Latvian volunteer of the Waffen-SS willingly serving the Nazi occupiers in Russia
European Parliament Members have been shown the film Soviet History. The plot of the film shot by Latvian film-makers is based on the “crimes” of Stalin’s regime. The film-makers centre on the cooperation in Stalin’s time between the NKVD (People’s Commissariat for Internal Affairs) and the Gestapo, the artificially-provoked famine in the Ukraine, the slaughter of Polish Amy officers in Katyń Forest, and medical experiments on concentration camp prisoners.
The film is indeed emotional and produced a strong impression on European Parliament deputies. But, if one looks at the material impartially, one will note too many cases of put-up jobs and loose interpretations of well-known facts. The NKVD-Gestapo cooperation theme is based on a document that was proven to be a forgery some 10 years ago. Experts know the document was false, but, not the watchers of the film.
The photos that allegedly show the victims of famine in the 1930s Ukraine actually depict horrible scenes of starving people in Southern and Central Russia in the early 1920s, right after the Civil War in Russia. Yet another fabrication is allegedly documentary evidence of medical experiments in the NKVD’s torture cells. The film-makers actually use photos of inmates of a Nazi death camp murdered by the SS in Estonia and try to pass these photos off as evidence of Russian peasants who were shot down by the Bolsheviks.
In short, the film Soviet History abounds in contentious scenes and claims. But, the problem goes beyond the framework of historical discrepancies, said Russian political analyst Vladimir Bruter, who claims that the film-makers seek to justify the discriminatory policy carried out against Russian-speakers in Latvia by the Latvian authorities.
Mr Bruter said, “Russia itself was part of the Soviet Union and subjected to the very same problems. It is absolutely untrue to claim that ethnic Latvians suffered more than ethnic Russians. What happened in the Soviet Union is now on the Scales of History, not on the scales of the current foreign policy. Only half of the problem is that historical facts are loosely interpreted. But, it’s a totally different thing that a great number of Latvian residents are denied civil rights. One gets the impression that Riga needs films like Soviet History to persuade Europeans that Latvian officials just can’t treat part of the republic’s residents other than outcasts. This is precisely what underlies the current discrepancies between Latvia and Russia.

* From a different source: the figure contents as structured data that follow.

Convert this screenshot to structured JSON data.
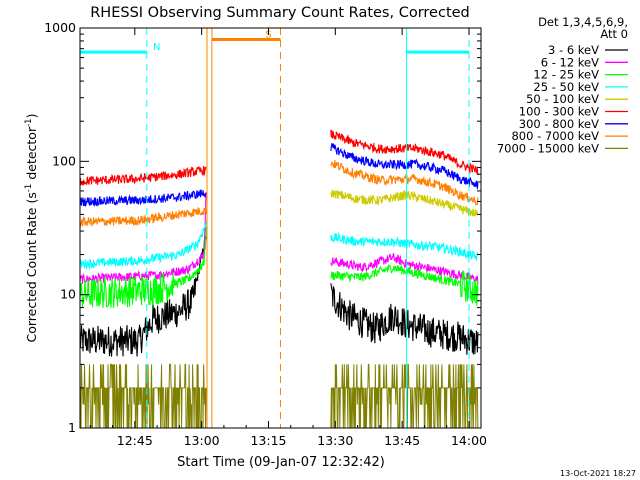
{
  "chart_data": {
    "type": "line",
    "title": "RHESSI Observing Summary Count Rates, Corrected",
    "xlabel": "Start Time (09-Jan-07 12:32:42)",
    "ylabel_main": "Corrected Count Rate (s",
    "ylabel_sup1": "-1",
    "ylabel_mid": " detector",
    "ylabel_sup2": "-1",
    "ylabel_end": ")",
    "y_scale": "log",
    "xlim_minutes": [
      752.7,
      842.7
    ],
    "ylim": [
      1,
      1000
    ],
    "x_ticks": [
      {
        "label": "12:45",
        "minutes": 765
      },
      {
        "label": "13:00",
        "minutes": 780
      },
      {
        "label": "13:15",
        "minutes": 795
      },
      {
        "label": "13:30",
        "minutes": 810
      },
      {
        "label": "13:45",
        "minutes": 825
      },
      {
        "label": "14:00",
        "minutes": 840
      }
    ],
    "y_ticks": [
      {
        "label": "1",
        "value": 1
      },
      {
        "label": "10",
        "value": 10
      },
      {
        "label": "100",
        "value": 100
      },
      {
        "label": "1000",
        "value": 1000
      }
    ],
    "legend_header_1": "Det 1,3,4,5,6,9,",
    "legend_header_2": "Att 0",
    "legend_position": "right",
    "series": [
      {
        "name": "3 - 6 keV",
        "color": "#000000",
        "pre": {
          "x": [
            752.7,
            766.0,
            769.0,
            775.0,
            778.0,
            781.0
          ],
          "y": [
            4.5,
            4.5,
            6.5,
            7.5,
            9.0,
            28.0
          ]
        },
        "post": {
          "x": [
            809.0,
            813.0,
            819.0,
            823.0,
            826.0,
            832.0,
            838.0,
            842.0
          ],
          "y": [
            10.0,
            7.0,
            5.5,
            7.0,
            6.0,
            5.2,
            4.8,
            4.3
          ]
        }
      },
      {
        "name": "6 - 12 keV",
        "color": "#ff00ff",
        "pre": {
          "x": [
            752.7,
            770.0,
            777.0,
            780.5,
            781.0
          ],
          "y": [
            13.0,
            14.0,
            15.5,
            20.0,
            55.0
          ]
        },
        "post": {
          "x": [
            809.0,
            816.0,
            823.0,
            826.0,
            832.0,
            838.0,
            842.0
          ],
          "y": [
            18.0,
            16.0,
            19.0,
            17.0,
            15.5,
            14.0,
            13.0
          ]
        }
      },
      {
        "name": "12 - 25 keV",
        "color": "#00ff00",
        "pre": {
          "x": [
            752.7,
            770.0,
            777.0,
            780.5,
            781.0
          ],
          "y": [
            10.0,
            11.0,
            13.0,
            17.0,
            30.0
          ]
        },
        "post": {
          "x": [
            809.0,
            816.0,
            823.0,
            826.0,
            832.0,
            838.0,
            842.0
          ],
          "y": [
            14.0,
            13.5,
            16.0,
            15.0,
            13.5,
            12.0,
            10.5
          ]
        }
      },
      {
        "name": "25 - 50 keV",
        "color": "#00ffff",
        "pre": {
          "x": [
            752.7,
            766.0,
            775.0,
            779.0,
            781.0
          ],
          "y": [
            17.0,
            18.0,
            20.0,
            24.0,
            34.0
          ]
        },
        "post": {
          "x": [
            809.0,
            815.0,
            823.0,
            826.0,
            832.0,
            838.0,
            842.0
          ],
          "y": [
            27.0,
            25.0,
            25.0,
            24.0,
            23.0,
            21.0,
            19.0
          ]
        }
      },
      {
        "name": "50 - 100 keV",
        "color": "#cccc00",
        "post": {
          "x": [
            809.0,
            815.0,
            820.0,
            826.0,
            832.0,
            838.0,
            842.0
          ],
          "y": [
            58.0,
            52.0,
            51.0,
            56.0,
            50.0,
            44.0,
            40.0
          ]
        }
      },
      {
        "name": "100 - 300 keV",
        "color": "#ff0000",
        "pre": {
          "x": [
            752.7,
            766.0,
            775.0,
            781.0
          ],
          "y": [
            71.0,
            74.0,
            80.0,
            86.0
          ]
        },
        "post": {
          "x": [
            809.0,
            814.0,
            820.0,
            828.0,
            834.0,
            838.0,
            842.0
          ],
          "y": [
            160.0,
            138.0,
            124.0,
            125.0,
            112.0,
            95.0,
            85.0
          ]
        }
      },
      {
        "name": "300 - 800 keV",
        "color": "#0000ff",
        "pre": {
          "x": [
            752.7,
            766.0,
            775.0,
            781.0
          ],
          "y": [
            50.0,
            51.0,
            54.0,
            58.0
          ]
        },
        "post": {
          "x": [
            809.0,
            814.0,
            820.0,
            828.0,
            834.0,
            838.0,
            842.0
          ],
          "y": [
            128.0,
            106.0,
            94.0,
            95.0,
            86.0,
            74.0,
            66.0
          ]
        }
      },
      {
        "name": "800 - 7000 keV",
        "color": "#ff8000",
        "pre": {
          "x": [
            752.7,
            766.0,
            775.0,
            781.0
          ],
          "y": [
            35.0,
            36.0,
            40.0,
            43.0
          ]
        },
        "post": {
          "x": [
            809.0,
            814.0,
            820.0,
            828.0,
            834.0,
            838.0,
            842.0
          ],
          "y": [
            98.0,
            82.0,
            72.0,
            74.0,
            65.0,
            56.0,
            50.0
          ]
        }
      },
      {
        "name": "7000 - 15000 keV",
        "color": "#808000",
        "pre": {
          "x": [
            752.7,
            781.0
          ],
          "y": [
            2.0,
            2.0
          ]
        },
        "post": {
          "x": [
            809.0,
            826.0,
            842.0
          ],
          "y": [
            2.0,
            2.2,
            1.6
          ]
        }
      }
    ],
    "flag_lines": [
      {
        "id": "N",
        "label": "N",
        "color": "#00ffff",
        "level": 660,
        "ranges": [
          [
            752.7,
            767.7
          ],
          [
            826.0,
            840.0
          ]
        ],
        "dashed_lines_minutes": [
          767.7,
          840.0
        ],
        "solid_lines_minutes": [
          826.0
        ]
      },
      {
        "id": "S",
        "label": "S",
        "color": "#ff8000",
        "level": 820,
        "ranges": [
          [
            782.3,
            797.7
          ]
        ],
        "dashed_lines_minutes": [
          797.7
        ],
        "solid_lines_minutes": [
          781.2,
          782.3
        ]
      }
    ]
  },
  "footer_date": "13-Oct-2021 18:27"
}
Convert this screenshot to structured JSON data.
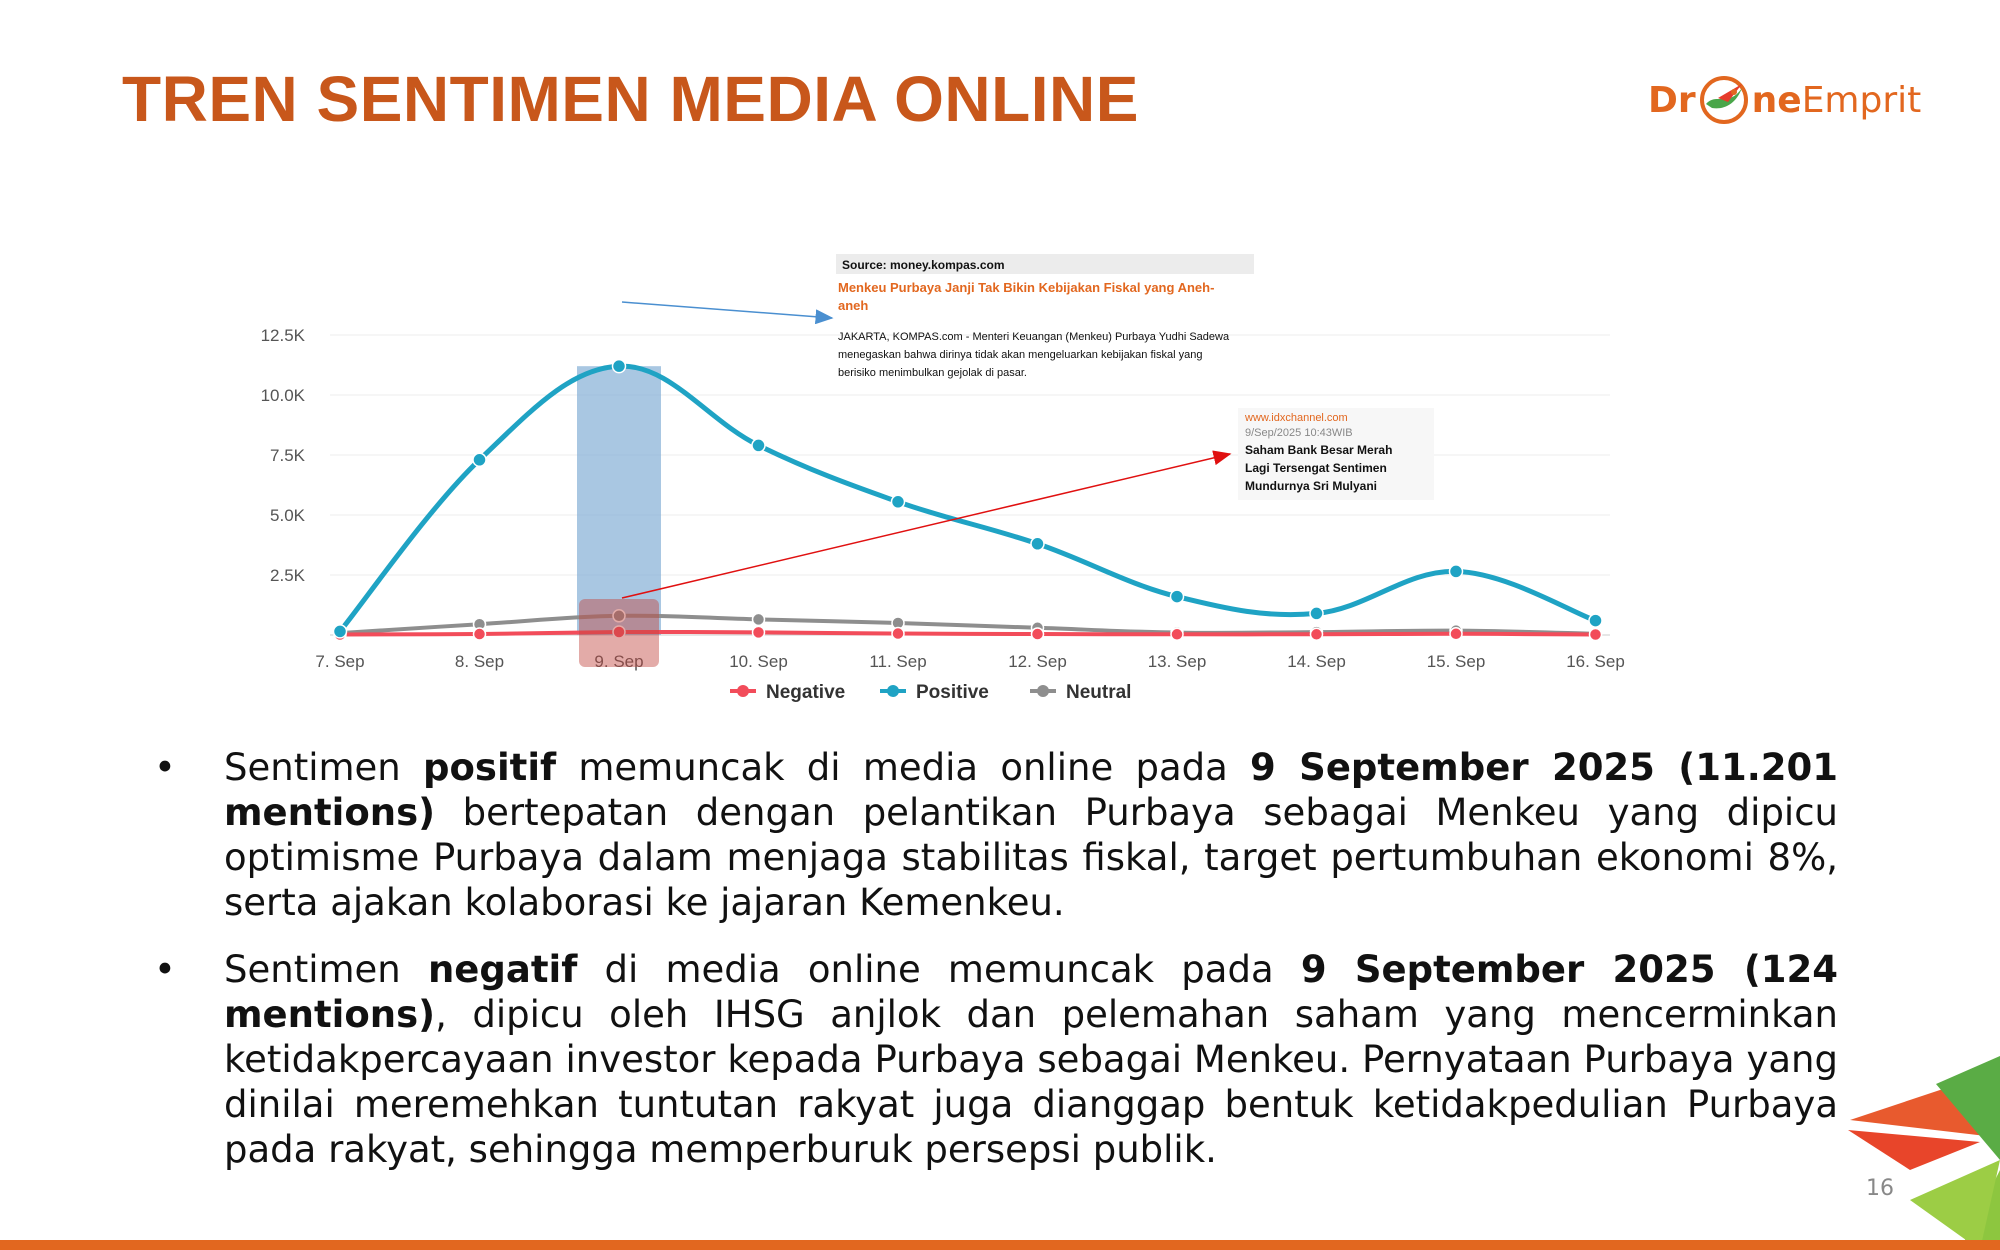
{
  "page": {
    "title": "TREN SENTIMEN MEDIA ONLINE",
    "page_number": "16"
  },
  "logo": {
    "part1": "Dr",
    "part2": "ne",
    "part3": "Emprit",
    "icon": "drone-emprit-bird-icon"
  },
  "chart_data": {
    "type": "line",
    "categories": [
      "7. Sep",
      "8. Sep",
      "9. Sep",
      "10. Sep",
      "11. Sep",
      "12. Sep",
      "13. Sep",
      "14. Sep",
      "15. Sep",
      "16. Sep"
    ],
    "y_ticks": [
      "2.5K",
      "5.0K",
      "7.5K",
      "10.0K",
      "12.5K"
    ],
    "y_tick_values": [
      2500,
      5000,
      7500,
      10000,
      12500
    ],
    "ylim": [
      0,
      12500
    ],
    "grid": true,
    "legend_position": "bottom",
    "highlight_category": "9. Sep",
    "series": [
      {
        "name": "Negative",
        "color": "#f24c5a",
        "values": [
          20,
          40,
          124,
          110,
          60,
          40,
          30,
          30,
          50,
          20
        ]
      },
      {
        "name": "Positive",
        "color": "#1fa3c4",
        "values": [
          150,
          7300,
          11201,
          7900,
          5550,
          3800,
          1600,
          900,
          2650,
          600
        ]
      },
      {
        "name": "Neutral",
        "color": "#8e8e8e",
        "values": [
          80,
          450,
          800,
          650,
          500,
          300,
          100,
          120,
          180,
          50
        ]
      }
    ],
    "annotations": [
      {
        "source": "Source: money.kompas.com",
        "headline_line1": "Menkeu Purbaya Janji Tak Bikin Kebijakan Fiskal yang Aneh-",
        "headline_line2": "aneh",
        "body_line1": "JAKARTA, KOMPAS.com - Menteri Keuangan (Menkeu) Purbaya Yudhi Sadewa",
        "body_line2": "menegaskan bahwa dirinya tidak akan mengeluarkan kebijakan fiskal yang",
        "body_line3": "berisiko menimbulkan gejolak di pasar."
      },
      {
        "source": "www.idxchannel.com",
        "timestamp": "9/Sep/2025 10:43WIB",
        "headline_line1": "Saham Bank Besar Merah",
        "headline_line2": "Lagi Tersengat Sentimen",
        "headline_line3": "Mundurnya Sri Mulyani"
      }
    ]
  },
  "bullets": [
    {
      "marker": "•",
      "t1": "Sentimen ",
      "b1": "positif",
      "t2": " memuncak di media online pada ",
      "b2": "9 September 2025 (11.201 mentions)",
      "t3": " bertepatan dengan pelantikan Purbaya sebagai Menkeu yang dipicu optimisme Purbaya dalam menjaga stabilitas fiskal, target pertumbuhan ekonomi 8%, serta ajakan kolaborasi ke jajaran Kemenkeu."
    },
    {
      "marker": "•",
      "t1": "Sentimen ",
      "b1": "negatif",
      "t2": " di media online memuncak pada ",
      "b2": "9 September 2025 (124 mentions)",
      "t3": ", dipicu oleh IHSG anjlok dan pelemahan saham yang mencerminkan ketidakpercayaan investor kepada Purbaya sebagai Menkeu. Pernyataan Purbaya yang dinilai meremehkan tuntutan rakyat juga dianggap bentuk ketidakpedulian Purbaya pada rakyat, sehingga memperburuk persepsi publik."
    }
  ]
}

Time is irreversible, and one cannot get back to the 1930s, or any other decade in the past, to correct the errors made. It IS a hard fact that Stalin’s rule in the Soviet Union was despotic and bloody, and based on mass-scale reprisals and all-out lying. In this context, it stands to reason to point out that during the initial days of the Soviet government, several regiments of Latvian Riflemen helped it to consolidate its position. The historical period in question should certainly be studied in a most impartial way, with no ideological or political bias. The obvious fact-juggling by the film-makers makes one feel they chose not to bother about numerous details in the tragic history of the 20th century. What the film-makers clearly seek is to find some justification for the stand of the Latvian authorities on the republic’s Russian-speakers, a stand that is in flagrant violation of European values”.
12 April 2008
Voice of Russia World Service
http://www.ruvr.ru/main.php?lng=eng&q=25586&cid=59&p=12.04.2008
Editor’s Note:
One wonders if the filmmakers stressed the fact that ethnic Latvians were amongst the most enthusiastic and willing collaborators with the Nazis during World War II. Some 148,000 Latvians, some 12 percent of the population, volunteered to serve in the Waffen-SS or Wehrmacht auxiliary units. These units (including the all-Latvian 15th, 19th, and 20th Waffen-SS Grenadier Divisions) were willing participants in atrocities against Russians and Jews. The US government is supporting Nazi revisionists in Riga (and in Tallinn, Kiev, and Zagreb as well). How low have we fallen?